Before a line of code was written, gstack ran three independent reviews of the plan itself: a commercial sanity check, a design review, and an engineering review. Same plan, three different perspectives, each scoring it and proposing edits. Anything flagged by two reviewers or more counted as a consensus catch — the thing the author missed in their own framing.

Three catches landed. Two of them appeared in multiple reviews at once; the third came from the engineering review alone, and was the most important of the three.

The bugs that didn’t ship

Catch #1: The overbuilt design

The problem: The plan called for a popup window where users would pick which columns they wanted to export. It looked sensible on paper.

The risks: Two extra days of building. A more complicated interface for the 95% of users who just want to click “download” and get the whole list.

Options considered: Ship the popup as planned. Ship a simpler button-first version and add the popup later. Drop the column-picking feature entirely.

How it was resolved: The CEO reviewer and the design reviewer independently flagged the same issue from different angles — the CEO reviewer on scope, the design reviewer on flow. Resolution: make the button the primary action, tuck the column-picking behind a small menu for the rare user who wants to customise. Ship the simple version today; add complexity only if users ask.

What this prevented: Two days of unnecessary engineering. An over-engineered interface for almost every user. The kind of scope creep that quietly bloats side projects until nobody wants to work on them.

Catch #2: The skipped tests

The problem: The plan proposed shipping without tests. The reasoning sounded reasonable — the project had no testing framework installed yet, and setting one up was framed as “its own initiative” that could come later.

The risks: In a codebase that exports data — where a small mistake silently corrupts files rather than breaking loudly — “we’ll add tests later” almost always means “we never will.” Every team has a backlog of code that was supposed to be tested eventually.

Options considered: Ship without tests and add them later. Ship with a minimum set of tests covering just this feature. Defer the whole feature until the testing framework is in place.

How it was resolved: The engineering reviewer flagged it: “defer tests on a data-export endpoint and you will never come back to them.” The CEO reviewer independently reached the same conclusion from the scope side. Resolution: install vitest (a JavaScript testing framework) and write five tests inside this same pull request. Thirty minutes of additional work. Non-negotiable.

What this prevented: A data-export feature shipping with zero coverage into a codebase with no testing habit. By the time the feature actually shipped, the count was fourteen tests, not five — once the infrastructure was in place, the team kept going.

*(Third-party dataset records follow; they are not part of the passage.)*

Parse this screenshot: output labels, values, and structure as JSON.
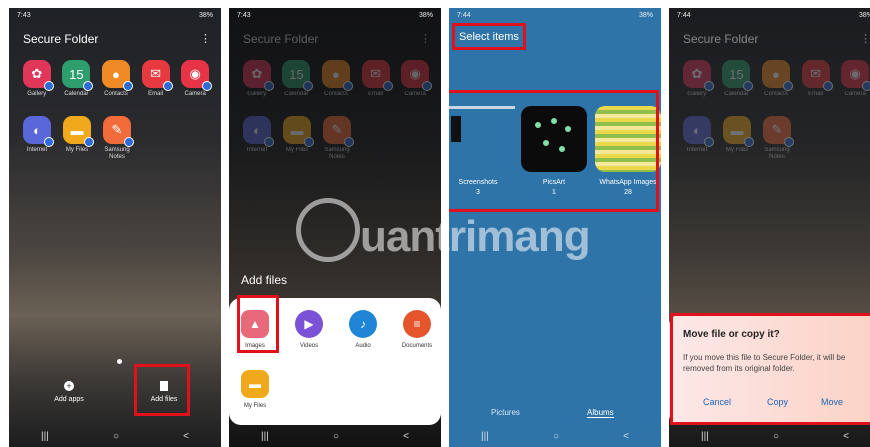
{
  "p1": {
    "time": "7:43",
    "battery": "38%",
    "title": "Secure Folder",
    "apps": [
      {
        "label": "Gallery",
        "color": "#e0365a",
        "glyph": "✿"
      },
      {
        "label": "Calendar",
        "color": "#2e9e6e",
        "glyph": "15"
      },
      {
        "label": "Contacts",
        "color": "#f08a24",
        "glyph": "●"
      },
      {
        "label": "Email",
        "color": "#e63940",
        "glyph": "✉"
      },
      {
        "label": "Camera",
        "color": "#e63345",
        "glyph": "◉"
      }
    ],
    "apps2": [
      {
        "label": "Internet",
        "color": "#5a67d8",
        "glyph": "◐"
      },
      {
        "label": "My Files",
        "color": "#f0a81c",
        "glyph": "▬"
      },
      {
        "label": "Samsung Notes",
        "color": "#f26b3a",
        "glyph": "✎"
      }
    ],
    "add_apps": "Add apps",
    "add_files": "Add files"
  },
  "p2": {
    "time": "7:43",
    "title": "Secure Folder",
    "add_files_heading": "Add files",
    "apps": [
      {
        "label": "Gallery"
      },
      {
        "label": "Calendar"
      },
      {
        "label": "Contacts"
      },
      {
        "label": "Email"
      },
      {
        "label": "Camera"
      }
    ],
    "apps2": [
      {
        "label": "Internet"
      },
      {
        "label": "My Files"
      },
      {
        "label": "Samsung Notes"
      }
    ],
    "sheet": [
      {
        "label": "Images",
        "color": "#e86a7a",
        "glyph": "▲"
      },
      {
        "label": "Videos",
        "color": "#7a52d6",
        "glyph": "▶"
      },
      {
        "label": "Audio",
        "color": "#1f86d6",
        "glyph": "♪"
      },
      {
        "label": "Documents",
        "color": "#e4552c",
        "glyph": "≡"
      }
    ],
    "sheet2": [
      {
        "label": "My Files",
        "color": "#f0a81c",
        "glyph": "▬"
      }
    ]
  },
  "p3": {
    "time": "7:44",
    "battery": "38%",
    "title": "Select items",
    "albums": [
      {
        "name": "Screenshots",
        "count": "3"
      },
      {
        "name": "PicsArt",
        "count": "1"
      },
      {
        "name": "WhatsApp Images",
        "count": "28"
      }
    ],
    "tabs": {
      "pictures": "Pictures",
      "albums": "Albums"
    }
  },
  "p4": {
    "time": "7:44",
    "battery": "38%",
    "title": "Secure Folder",
    "dialog": {
      "title": "Move file or copy it?",
      "body": "If you move this file to Secure Folder, it will be removed from its original folder.",
      "cancel": "Cancel",
      "copy": "Copy",
      "move": "Move"
    }
  },
  "watermark": "uantrimang",
  "nav": {
    "recents": "|||",
    "home": "○",
    "back": "<"
  }
}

Catch #3: The silent 1,000-row bug

The problem: The plan called for reading domains out of the database and returning them as a CSV file. Looked straightforward.

The risks: The database, by default, only ever returns the first 1,000 results — and it does so silently, with no warning. Once I had more than a thousand domains in my portfolio, my export would have quietly started missing rows, and neither I nor any user would have known. Not a broken file. Not an error. A correct-looking file with the last rows invisibly dropped.

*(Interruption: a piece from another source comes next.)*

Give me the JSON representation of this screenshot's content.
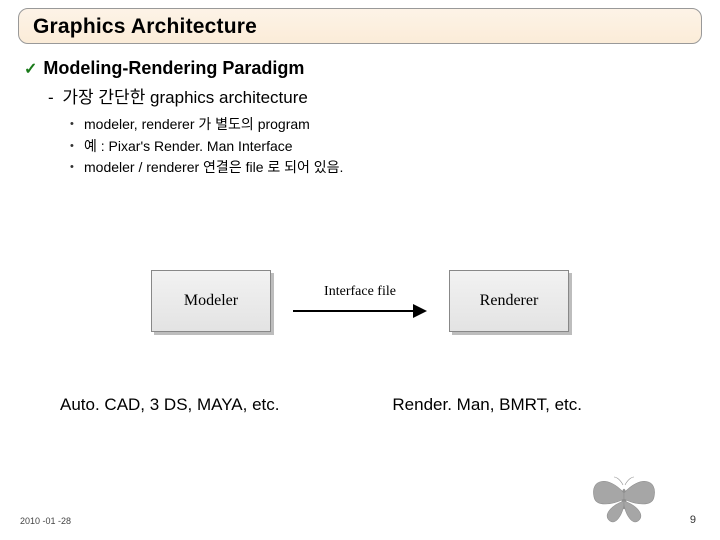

Options considered: Ignore the cap and hope the portfolio never crossed a thousand. Raise the cap explicitly in the query. Raise the cap and verify after the fact that the server actually returned everything it claimed to.

How it was resolved: The engineering reviewer rated this critical — a ship-blocker. Resolution: raise the query cap to 50,000 rows, and add a sanity check that throws an error if the server reports more rows exist than it actually returned. Two lines of code total.

What this prevented: The fix was one line of code. The cost of missing it could have been months of corrupted data.

The team (and what each role did)

gstack splits the sprint across a set of specialised AI reviewers, each one tuned for a different seat at the table. It’s the same mental model as putting a founder, a designer, an engineer, a QA lead, and a release engineer on a cross-functional team — except all of them are the same underlying AI model, invoked with different instructions and given different things to care about.

Translated into the roles you’d recognise from any real software team:

The CEO reviewer

What it does (the role): Challenges whether the plan is actually worth building. Asks “Is this the simplest version?” and “Could we ship less and still ship value?” — the same questions a founder asks in a product review.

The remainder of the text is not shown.